Kita berada di zaman teknologi informasi, kerja-kerja politik mestinya bisa lebih mudah, lebih murah dan lebih cepat. DPRD memiliki Sekretariat yang memang diperuntukkan guna mendukung pelaksanaan tugas dan fungsi DPRD, kenapa sekretariat tidak ditugasi untuk mencari informasi yang diperlukan Anggota Dewan?. Anggota DPRD adalah pengguna informasi. Sekretariatlah yang harus mampu menyuplai semua informasi yang diperlukan.

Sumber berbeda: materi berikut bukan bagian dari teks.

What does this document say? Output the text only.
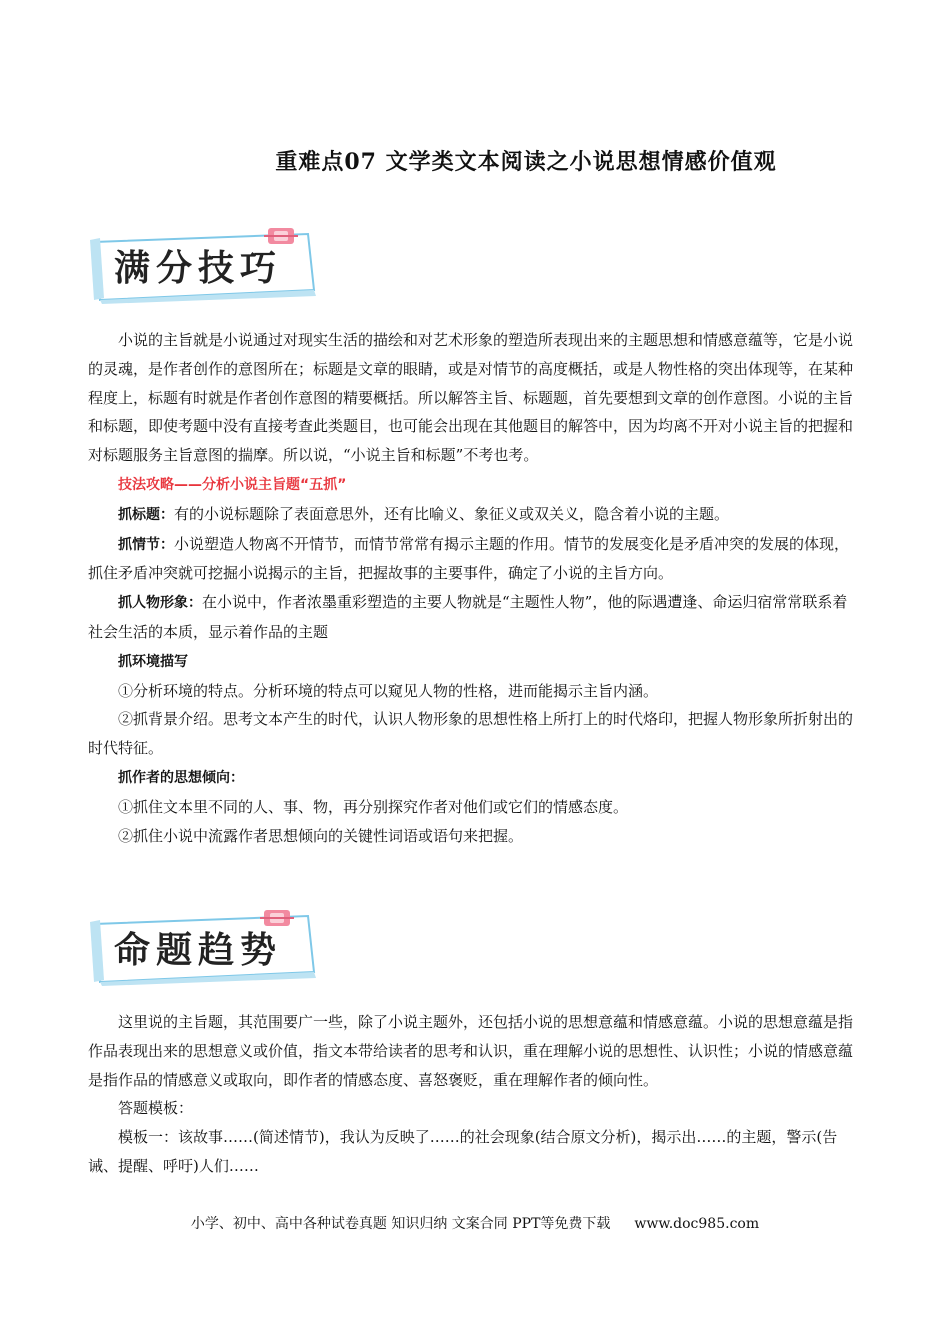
重难点07 文学类文本阅读之小说思想情感价值观
满分技巧

小说的主旨就是小说通过对现实生活的描绘和对艺术形象的塑造所表现出来的主题思想和情感意蕴等，它是小说的灵魂，是作者创作的意图所在；标题是文章的眼睛，或是对情节的高度概括，或是人物性格的突出体现等，在某种程度上，标题有时就是作者创作意图的精要概括。所以解答主旨、标题题，首先要想到文章的创作意图。小说的主旨和标题，即使考题中没有直接考查此类题目，也可能会出现在其他题目的解答中，因为均离不开对小说主旨的把握和对标题服务主旨意图的揣摩。所以说，“小说主旨和标题”不考也考。

技法攻略——分析小说主旨题“五抓”

抓标题：有的小说标题除了表面意思外，还有比喻义、象征义或双关义，隐含着小说的主题。

抓情节：小说塑造人物离不开情节，而情节常常有揭示主题的作用。情节的发展变化是矛盾冲突的发展的体现，抓住矛盾冲突就可挖掘小说揭示的主旨，把握故事的主要事件，确定了小说的主旨方向。

抓人物形象：在小说中，作者浓墨重彩塑造的主要人物就是“主题性人物”，他的际遇遭逢、命运归宿常常联系着社会生活的本质，显示着作品的主题

抓环境描写

①分析环境的特点。分析环境的特点可以窥见人物的性格，进而能揭示主旨内涵。

②抓背景介绍。思考文本产生的时代，认识人物形象的思想性格上所打上的时代烙印，把握人物形象所折射出的时代特征。

抓作者的思想倾向：

①抓住文本里不同的人、事、物，再分别探究作者对他们或它们的情感态度。

②抓住小说中流露作者思想倾向的关键性词语或语句来把握。

命题趋势

这里说的主旨题，其范围要广一些，除了小说主题外，还包括小说的思想意蕴和情感意蕴。小说的思想意蕴是指作品表现出来的思想意义或价值，指文本带给读者的思考和认识，重在理解小说的思想性、认识性；小说的情感意蕴是指作品的情感意义或取向，即作者的情感态度、喜怒褒贬，重在理解作者的倾向性。

答题模板：

模板一：该故事……(简述情节)，我认为反映了……的社会现象(结合原文分析)，揭示出……的主题，警示(告诫、提醒、呼吁)人们……

小学、初中、高中各种试卷真题 知识归纳 文案合同 PPT等免费下载 www.doc985.com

DPRD juga harus memanfaatkan jasa tenaga ahli. Dan ini juga menjadi tugas Sekretariat untuk menyediakan dan mengkoordinasikannya sesuai kebutuhan. Sekretariat DPRD memang harus mampu memosisikan diri sebagai backing staff yang kuat untuk menyuplai informasi akurat yang dibutuhkan Anggota DPRD dalam melaksanakan fungsinya.

Mengikuti yesterday locig, kata Peter Drucker, bukanlah solusi cerdas. Bila Anggota DPRD hanyut dalam atmosfir itu, maka harapan rakyat akan memiliki DPRD yang kuat dalam pengawasan roda pembangunan, hanya akan tinggal harapan.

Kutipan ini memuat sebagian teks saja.